3. Banks are facing tight competition from other financial instruments and institutions offering better returns. Any reduction in deposit interest rate will lead to shifting of funds from banks to other instruments and institutions creating impediments in fresh resource mobilisation.
4. Banks have been at the receiving end in the recent past for accumulation non performing assets. Any further reduction in lending interest rate alone means decrease in profit and further weakening of balance sheet. Because of contractual obligations with depositors, banks cannot maintain profit by reducing interest rates in existing fixed deposits.
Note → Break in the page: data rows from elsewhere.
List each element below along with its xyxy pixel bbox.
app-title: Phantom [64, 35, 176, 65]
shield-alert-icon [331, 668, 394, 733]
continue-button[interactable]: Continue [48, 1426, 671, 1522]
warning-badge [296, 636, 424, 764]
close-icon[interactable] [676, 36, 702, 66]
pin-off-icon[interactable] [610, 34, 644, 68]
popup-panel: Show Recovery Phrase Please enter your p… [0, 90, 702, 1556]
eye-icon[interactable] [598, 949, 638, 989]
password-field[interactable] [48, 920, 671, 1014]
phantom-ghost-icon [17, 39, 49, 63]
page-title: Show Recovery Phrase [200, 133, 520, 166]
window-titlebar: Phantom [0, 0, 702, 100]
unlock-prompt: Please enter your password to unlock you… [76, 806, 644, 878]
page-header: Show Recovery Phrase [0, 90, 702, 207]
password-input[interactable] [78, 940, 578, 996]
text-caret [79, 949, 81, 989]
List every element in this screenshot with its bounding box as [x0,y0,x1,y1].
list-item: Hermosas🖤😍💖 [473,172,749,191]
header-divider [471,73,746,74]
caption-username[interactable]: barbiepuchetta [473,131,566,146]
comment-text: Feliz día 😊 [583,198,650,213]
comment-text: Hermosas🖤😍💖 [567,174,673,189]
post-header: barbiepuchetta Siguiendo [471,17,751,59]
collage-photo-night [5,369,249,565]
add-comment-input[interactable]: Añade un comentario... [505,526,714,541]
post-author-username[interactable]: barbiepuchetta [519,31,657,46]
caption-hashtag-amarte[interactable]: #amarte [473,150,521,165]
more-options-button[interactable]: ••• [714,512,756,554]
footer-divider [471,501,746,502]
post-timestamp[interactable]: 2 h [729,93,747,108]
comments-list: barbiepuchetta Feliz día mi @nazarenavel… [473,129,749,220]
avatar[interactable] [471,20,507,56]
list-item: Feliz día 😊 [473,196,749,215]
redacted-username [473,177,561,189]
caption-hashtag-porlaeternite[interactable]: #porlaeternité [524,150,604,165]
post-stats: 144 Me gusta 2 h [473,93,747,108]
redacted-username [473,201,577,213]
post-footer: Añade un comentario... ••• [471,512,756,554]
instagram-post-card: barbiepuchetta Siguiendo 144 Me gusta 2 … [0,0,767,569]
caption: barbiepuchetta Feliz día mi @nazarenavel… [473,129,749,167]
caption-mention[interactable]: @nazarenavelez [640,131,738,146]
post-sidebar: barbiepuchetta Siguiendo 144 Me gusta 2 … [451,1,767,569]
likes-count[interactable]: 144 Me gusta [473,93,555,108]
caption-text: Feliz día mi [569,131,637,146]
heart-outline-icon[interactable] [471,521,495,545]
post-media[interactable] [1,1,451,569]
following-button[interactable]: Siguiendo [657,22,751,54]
5. The only deposit that does not have a contractual obligation in savings banks accounts and here too banks are facing two challenges:
a. Reduce interest rate of Saving Bank accounts by linking to an external bench mark. Any reduction in interest rate in SB accounts alone will lead to flow of funds to high cost Fixed deposits. If interest rate of fixed deposits also is reduced, funds will flow out of banking system causing strain on resources.
b. Even for leading banks, SB portfolio constitute only 30-35 per cent of deposit portfolio. Hence, even with a 25 basis point reduction in Repo Rate, the maximum benefit a bank can extend to a borrower without affecting profit will be 30-35 per cent of reduction announced in policy rate.
SBI has announced its decision to link interest rate on Savings Bank account with balance above rupees one lakh and also on loans above rupees one lakh to external benchmark of Repo Rate, in tune with the announcement made by RBI during monetary review policy in December 2018. Other banks are waiting for the guidelines to be issued by RBI.